When cooking at home, you do not, as a rule, announce every single dish you produce as the finest ever made. You do not, when sampling your own food, sigh ecstatically before saying: "Look at the beautiful golden crust on this steak-and-kidney pie" and "feel the silky texture of those mashed potatoes" and "just taste the gorgeous caramelisation effect I achieved with those carrots" and "notice all the lovely, gutsy flavours in the salad dressing". Most home cooks begin by apologising. So why is it that TV chefs boast all the time, slavering over the most mediocre collations as if they were catnip to a cat?
Bragging about one's own food on TV has now reached Mussolini-like proportions. One sign of the times is that several newspaper reviewers recently commented on Rick Stein's astonishing modesty after he made a rather fine-looking langoustine tart and said how good it was, only to blush, quite understandably, and admit how embarrassing it was to boast about one's own food.
Stein is a rarity indeed in the current climate of food hyperbole, when to give away that one has cooked anything less than an unforgettable, aphrodisiacal spectacular, even when the dish in question is ordinary white sauce, is seen as career suicide. This phenomenon reached its nadir in a meretricious programme entitled The Best, recently broadcast on BBC2. Here, three hip young foodies - two boys and a girl - competed in a trendy kitchen to cook "the best" version of a particular thing - chicken, say, or pasta, or chocolate pudding. Three more hip young foodies would then taste their offerings and text-message back which one they liked most.

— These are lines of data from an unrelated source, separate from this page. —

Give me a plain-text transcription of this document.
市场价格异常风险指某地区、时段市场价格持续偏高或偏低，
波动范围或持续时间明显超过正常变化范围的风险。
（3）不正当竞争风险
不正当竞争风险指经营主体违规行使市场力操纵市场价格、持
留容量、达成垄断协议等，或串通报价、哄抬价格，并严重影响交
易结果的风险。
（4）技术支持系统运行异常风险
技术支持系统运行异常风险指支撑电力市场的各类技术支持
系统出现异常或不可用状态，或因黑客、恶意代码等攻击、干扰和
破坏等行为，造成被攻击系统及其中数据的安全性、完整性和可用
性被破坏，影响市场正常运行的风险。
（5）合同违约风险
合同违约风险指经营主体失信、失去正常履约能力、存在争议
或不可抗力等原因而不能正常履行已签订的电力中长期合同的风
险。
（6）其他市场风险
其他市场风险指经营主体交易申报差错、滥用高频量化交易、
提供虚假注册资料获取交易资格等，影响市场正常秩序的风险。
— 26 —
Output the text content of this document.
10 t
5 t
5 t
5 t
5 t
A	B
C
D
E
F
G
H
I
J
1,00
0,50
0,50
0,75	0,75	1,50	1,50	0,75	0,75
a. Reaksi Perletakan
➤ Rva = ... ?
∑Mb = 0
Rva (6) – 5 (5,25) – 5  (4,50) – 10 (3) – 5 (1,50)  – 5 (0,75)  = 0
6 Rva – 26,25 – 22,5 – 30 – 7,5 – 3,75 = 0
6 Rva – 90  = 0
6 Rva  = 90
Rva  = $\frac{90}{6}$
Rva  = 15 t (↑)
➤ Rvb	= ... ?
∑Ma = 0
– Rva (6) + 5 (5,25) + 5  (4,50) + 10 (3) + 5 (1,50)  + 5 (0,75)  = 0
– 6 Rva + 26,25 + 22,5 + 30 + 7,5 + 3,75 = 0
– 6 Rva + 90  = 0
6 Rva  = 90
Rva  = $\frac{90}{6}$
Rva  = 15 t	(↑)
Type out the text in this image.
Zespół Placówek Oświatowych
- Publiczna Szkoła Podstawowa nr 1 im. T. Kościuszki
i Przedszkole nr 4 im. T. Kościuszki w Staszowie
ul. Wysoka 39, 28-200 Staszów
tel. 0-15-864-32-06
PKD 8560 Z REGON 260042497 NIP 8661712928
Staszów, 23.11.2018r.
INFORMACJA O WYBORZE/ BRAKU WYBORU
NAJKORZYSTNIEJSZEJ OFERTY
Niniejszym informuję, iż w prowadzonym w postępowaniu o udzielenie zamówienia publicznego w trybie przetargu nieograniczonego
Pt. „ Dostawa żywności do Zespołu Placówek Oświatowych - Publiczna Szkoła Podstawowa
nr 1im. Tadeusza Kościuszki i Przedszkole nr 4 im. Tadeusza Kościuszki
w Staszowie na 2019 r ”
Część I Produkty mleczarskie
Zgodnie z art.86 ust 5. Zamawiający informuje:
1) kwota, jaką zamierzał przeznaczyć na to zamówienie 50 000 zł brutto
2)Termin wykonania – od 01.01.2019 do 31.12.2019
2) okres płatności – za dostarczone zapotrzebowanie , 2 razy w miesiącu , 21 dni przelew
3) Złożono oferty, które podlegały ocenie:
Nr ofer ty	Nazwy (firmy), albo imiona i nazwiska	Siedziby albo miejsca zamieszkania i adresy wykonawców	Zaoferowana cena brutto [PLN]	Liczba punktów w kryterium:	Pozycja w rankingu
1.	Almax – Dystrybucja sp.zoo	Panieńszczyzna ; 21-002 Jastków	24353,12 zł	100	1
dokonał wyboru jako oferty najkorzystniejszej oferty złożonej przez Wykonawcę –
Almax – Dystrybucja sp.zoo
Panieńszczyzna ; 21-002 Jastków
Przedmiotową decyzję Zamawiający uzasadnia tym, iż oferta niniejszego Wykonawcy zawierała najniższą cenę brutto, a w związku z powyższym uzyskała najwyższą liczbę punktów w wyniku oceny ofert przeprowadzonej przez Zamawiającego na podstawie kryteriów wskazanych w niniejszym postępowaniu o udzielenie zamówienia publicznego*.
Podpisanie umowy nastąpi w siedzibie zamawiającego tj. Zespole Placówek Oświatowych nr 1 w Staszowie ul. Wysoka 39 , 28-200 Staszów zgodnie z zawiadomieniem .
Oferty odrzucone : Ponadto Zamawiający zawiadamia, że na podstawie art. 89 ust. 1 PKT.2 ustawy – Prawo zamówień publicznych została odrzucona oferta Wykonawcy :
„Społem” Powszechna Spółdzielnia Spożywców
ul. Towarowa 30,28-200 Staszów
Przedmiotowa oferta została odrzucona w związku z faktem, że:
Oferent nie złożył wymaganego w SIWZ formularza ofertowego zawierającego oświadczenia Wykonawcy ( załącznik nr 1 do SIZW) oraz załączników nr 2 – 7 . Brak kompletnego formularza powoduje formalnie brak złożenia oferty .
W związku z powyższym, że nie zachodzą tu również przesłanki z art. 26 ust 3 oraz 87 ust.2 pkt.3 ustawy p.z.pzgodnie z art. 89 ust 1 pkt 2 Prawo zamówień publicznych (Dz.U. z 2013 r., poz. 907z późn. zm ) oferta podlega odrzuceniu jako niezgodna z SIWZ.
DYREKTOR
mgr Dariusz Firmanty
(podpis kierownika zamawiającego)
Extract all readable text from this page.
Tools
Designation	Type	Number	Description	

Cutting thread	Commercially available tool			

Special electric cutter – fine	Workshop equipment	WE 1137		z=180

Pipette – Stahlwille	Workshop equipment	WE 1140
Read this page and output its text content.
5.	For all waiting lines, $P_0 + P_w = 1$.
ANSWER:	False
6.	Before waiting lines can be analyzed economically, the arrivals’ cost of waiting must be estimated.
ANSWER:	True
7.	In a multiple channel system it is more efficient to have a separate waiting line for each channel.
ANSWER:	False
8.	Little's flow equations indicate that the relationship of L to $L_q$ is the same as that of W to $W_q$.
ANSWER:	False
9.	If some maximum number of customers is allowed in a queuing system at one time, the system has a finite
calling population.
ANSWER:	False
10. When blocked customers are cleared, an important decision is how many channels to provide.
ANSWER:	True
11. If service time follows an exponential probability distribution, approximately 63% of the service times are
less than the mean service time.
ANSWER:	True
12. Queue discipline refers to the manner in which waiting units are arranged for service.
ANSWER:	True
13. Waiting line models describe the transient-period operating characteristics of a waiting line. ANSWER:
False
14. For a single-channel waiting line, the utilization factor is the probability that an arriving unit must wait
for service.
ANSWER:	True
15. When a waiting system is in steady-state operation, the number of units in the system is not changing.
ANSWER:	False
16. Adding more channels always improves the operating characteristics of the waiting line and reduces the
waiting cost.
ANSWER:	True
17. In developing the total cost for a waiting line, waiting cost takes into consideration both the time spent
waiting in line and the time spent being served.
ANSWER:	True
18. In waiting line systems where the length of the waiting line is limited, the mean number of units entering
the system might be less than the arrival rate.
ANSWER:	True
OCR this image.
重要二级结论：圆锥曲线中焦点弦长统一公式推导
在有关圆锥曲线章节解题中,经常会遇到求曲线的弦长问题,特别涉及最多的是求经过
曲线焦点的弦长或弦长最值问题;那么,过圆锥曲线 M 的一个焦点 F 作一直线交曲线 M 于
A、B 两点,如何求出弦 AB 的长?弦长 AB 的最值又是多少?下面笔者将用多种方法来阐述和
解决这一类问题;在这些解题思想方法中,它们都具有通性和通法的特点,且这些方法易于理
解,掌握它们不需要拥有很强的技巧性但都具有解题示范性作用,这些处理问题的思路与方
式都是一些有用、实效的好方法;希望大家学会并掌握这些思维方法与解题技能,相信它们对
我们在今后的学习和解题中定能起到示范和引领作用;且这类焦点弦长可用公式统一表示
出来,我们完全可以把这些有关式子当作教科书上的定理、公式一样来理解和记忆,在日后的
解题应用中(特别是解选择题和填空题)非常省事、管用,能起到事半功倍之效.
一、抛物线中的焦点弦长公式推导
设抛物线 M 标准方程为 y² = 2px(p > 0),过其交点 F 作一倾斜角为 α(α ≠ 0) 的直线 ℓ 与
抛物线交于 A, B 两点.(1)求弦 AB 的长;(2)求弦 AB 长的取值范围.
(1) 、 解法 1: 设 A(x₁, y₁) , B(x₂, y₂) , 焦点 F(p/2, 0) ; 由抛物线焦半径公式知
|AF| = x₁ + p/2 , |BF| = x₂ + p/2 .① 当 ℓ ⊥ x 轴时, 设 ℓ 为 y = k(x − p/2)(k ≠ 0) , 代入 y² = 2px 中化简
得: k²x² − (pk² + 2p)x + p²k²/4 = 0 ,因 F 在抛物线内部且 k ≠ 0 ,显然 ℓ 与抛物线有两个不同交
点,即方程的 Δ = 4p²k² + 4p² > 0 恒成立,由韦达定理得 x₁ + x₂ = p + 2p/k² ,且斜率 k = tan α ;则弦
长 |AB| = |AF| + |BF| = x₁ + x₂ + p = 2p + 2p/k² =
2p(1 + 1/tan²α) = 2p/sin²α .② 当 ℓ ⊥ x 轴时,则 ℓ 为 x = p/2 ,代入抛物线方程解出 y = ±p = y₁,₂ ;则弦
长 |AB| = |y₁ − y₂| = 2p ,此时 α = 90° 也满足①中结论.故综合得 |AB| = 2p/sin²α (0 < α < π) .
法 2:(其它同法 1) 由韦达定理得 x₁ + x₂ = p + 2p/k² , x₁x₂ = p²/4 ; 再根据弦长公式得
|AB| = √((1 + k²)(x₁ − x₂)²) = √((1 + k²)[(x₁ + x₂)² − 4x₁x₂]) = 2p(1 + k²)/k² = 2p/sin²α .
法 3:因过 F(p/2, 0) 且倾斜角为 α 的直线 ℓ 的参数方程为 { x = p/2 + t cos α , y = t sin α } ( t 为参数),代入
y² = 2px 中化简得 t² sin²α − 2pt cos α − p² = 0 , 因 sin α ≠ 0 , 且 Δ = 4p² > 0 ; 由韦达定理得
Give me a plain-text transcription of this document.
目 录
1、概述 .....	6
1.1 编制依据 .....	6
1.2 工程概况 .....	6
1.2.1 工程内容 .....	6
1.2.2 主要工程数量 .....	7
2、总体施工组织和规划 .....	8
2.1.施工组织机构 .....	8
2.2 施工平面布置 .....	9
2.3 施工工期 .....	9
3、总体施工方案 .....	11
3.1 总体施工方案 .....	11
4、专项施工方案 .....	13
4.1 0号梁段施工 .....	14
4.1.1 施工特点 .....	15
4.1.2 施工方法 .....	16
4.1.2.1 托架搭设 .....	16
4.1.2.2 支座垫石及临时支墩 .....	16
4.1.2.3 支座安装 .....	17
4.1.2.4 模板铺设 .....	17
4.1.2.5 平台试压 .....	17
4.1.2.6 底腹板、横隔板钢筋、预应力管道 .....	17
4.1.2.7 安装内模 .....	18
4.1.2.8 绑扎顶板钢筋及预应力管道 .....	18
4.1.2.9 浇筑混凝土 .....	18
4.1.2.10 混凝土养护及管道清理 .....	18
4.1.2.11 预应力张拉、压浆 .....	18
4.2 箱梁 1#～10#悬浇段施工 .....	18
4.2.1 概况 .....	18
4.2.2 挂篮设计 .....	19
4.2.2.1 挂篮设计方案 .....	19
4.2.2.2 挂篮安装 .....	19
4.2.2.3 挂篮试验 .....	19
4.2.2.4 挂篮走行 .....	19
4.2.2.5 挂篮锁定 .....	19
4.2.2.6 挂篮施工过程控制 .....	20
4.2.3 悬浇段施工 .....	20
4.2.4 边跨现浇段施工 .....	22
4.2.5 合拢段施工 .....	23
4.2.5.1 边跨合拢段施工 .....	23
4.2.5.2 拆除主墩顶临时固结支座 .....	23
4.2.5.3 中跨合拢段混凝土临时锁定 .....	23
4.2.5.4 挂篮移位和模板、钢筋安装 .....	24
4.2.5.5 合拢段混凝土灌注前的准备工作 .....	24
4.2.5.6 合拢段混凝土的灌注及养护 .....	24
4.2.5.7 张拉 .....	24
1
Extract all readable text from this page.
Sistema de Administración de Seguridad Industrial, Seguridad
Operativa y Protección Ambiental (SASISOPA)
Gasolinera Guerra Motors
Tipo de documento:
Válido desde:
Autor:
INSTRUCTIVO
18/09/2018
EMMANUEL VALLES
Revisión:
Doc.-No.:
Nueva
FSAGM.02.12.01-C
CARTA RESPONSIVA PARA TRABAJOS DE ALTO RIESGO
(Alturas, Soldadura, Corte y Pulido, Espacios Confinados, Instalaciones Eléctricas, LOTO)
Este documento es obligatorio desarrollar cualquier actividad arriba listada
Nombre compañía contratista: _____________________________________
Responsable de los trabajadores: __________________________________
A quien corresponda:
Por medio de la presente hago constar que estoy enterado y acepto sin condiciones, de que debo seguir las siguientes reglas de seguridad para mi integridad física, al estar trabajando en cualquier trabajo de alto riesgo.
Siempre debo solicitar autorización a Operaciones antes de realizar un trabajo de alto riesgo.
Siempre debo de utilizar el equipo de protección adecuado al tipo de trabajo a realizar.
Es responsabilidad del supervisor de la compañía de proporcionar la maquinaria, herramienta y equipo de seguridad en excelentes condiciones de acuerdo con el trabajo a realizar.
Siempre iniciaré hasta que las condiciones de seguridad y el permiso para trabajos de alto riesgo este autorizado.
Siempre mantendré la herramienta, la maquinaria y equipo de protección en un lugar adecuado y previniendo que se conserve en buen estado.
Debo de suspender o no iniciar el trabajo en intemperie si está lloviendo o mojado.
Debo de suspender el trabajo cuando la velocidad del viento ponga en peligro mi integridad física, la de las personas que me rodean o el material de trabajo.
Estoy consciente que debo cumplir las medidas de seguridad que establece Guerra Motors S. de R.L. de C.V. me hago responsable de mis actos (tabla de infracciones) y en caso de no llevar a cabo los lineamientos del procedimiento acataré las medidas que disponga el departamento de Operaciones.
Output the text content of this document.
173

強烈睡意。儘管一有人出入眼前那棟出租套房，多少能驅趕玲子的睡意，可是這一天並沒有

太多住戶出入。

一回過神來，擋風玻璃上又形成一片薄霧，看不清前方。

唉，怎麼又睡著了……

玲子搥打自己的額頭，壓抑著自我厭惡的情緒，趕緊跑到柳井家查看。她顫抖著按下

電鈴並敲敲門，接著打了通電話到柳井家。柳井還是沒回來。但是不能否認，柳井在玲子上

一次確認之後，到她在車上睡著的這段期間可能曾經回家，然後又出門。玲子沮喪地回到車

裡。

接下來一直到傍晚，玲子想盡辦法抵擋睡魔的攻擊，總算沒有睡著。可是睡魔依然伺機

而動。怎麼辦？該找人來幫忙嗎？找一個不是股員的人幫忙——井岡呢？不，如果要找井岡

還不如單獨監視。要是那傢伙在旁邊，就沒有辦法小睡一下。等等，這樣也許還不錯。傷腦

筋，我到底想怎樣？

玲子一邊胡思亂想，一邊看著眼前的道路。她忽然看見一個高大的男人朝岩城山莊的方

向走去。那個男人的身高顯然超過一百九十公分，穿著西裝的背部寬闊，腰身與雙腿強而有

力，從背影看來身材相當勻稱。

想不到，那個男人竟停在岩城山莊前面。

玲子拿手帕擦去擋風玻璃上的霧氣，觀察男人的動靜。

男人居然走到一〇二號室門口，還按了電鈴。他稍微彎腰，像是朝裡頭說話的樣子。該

Throughout the proceedings, the three cooks would constantly talk up their own dishes as the most stupendous thing ever eaten by man or beast. This would have been fairly hard to take in any case, and doubly so as much of the food - chicken wings baked in lurid jerk seasoning, fish cakes flavoured with bottled mint sauce - looked faintly emetic. On the few occasions when a dish really did look good, it was usually stolen from the River Cafe or the Sugar Club - debts which were never acknowledged because doing so might have interrupted the stage-managed festival of egos.
How different from the glory days of the great Keith Floyd, when producers were yelled at on camera and dishes went flying off windy fishing boats. The other week, we revisited one of his finest moments, in a gripping programme called The Way We Cooked, a history of British TV chefs across the decades.
Floyd was cooking in the kitchen of a rather severe-looking, grey-haired Basque woman, trying to show us how to make a piperade, that classic mixture of eggs, onions, tomatoes, fat and peppers. Everything Floyd did met with the disapproval of his hostess. Why, she berated him in French, had he laid out all his ingredients in little dishes? No local person, she complained, would ever do this. Floyd translated all this for the camera with good humour.
Then he started cooking, in that rather hasty way the camera requires. All the while the lady stood by tut-tutting. She tried to refuse a taste of the finished dish - she had seen how it was made, so she knew it would be no good - but finally, with a look of disgust on her face, she took a mouthful and gave him hell. The peppers were undercooked, the eggs were overcooked, the seasoning was all wrong. Still smiling, Floyd tasted it himself and agreed completely, declaring it to be like ghastly British Rail scrambled eggs. At last, she made a proper piperade for him, creamy and unctuous, which he pronounced wonderful.
How much better TV, and how much better food this was, than all the empty kitchen boasting we now get.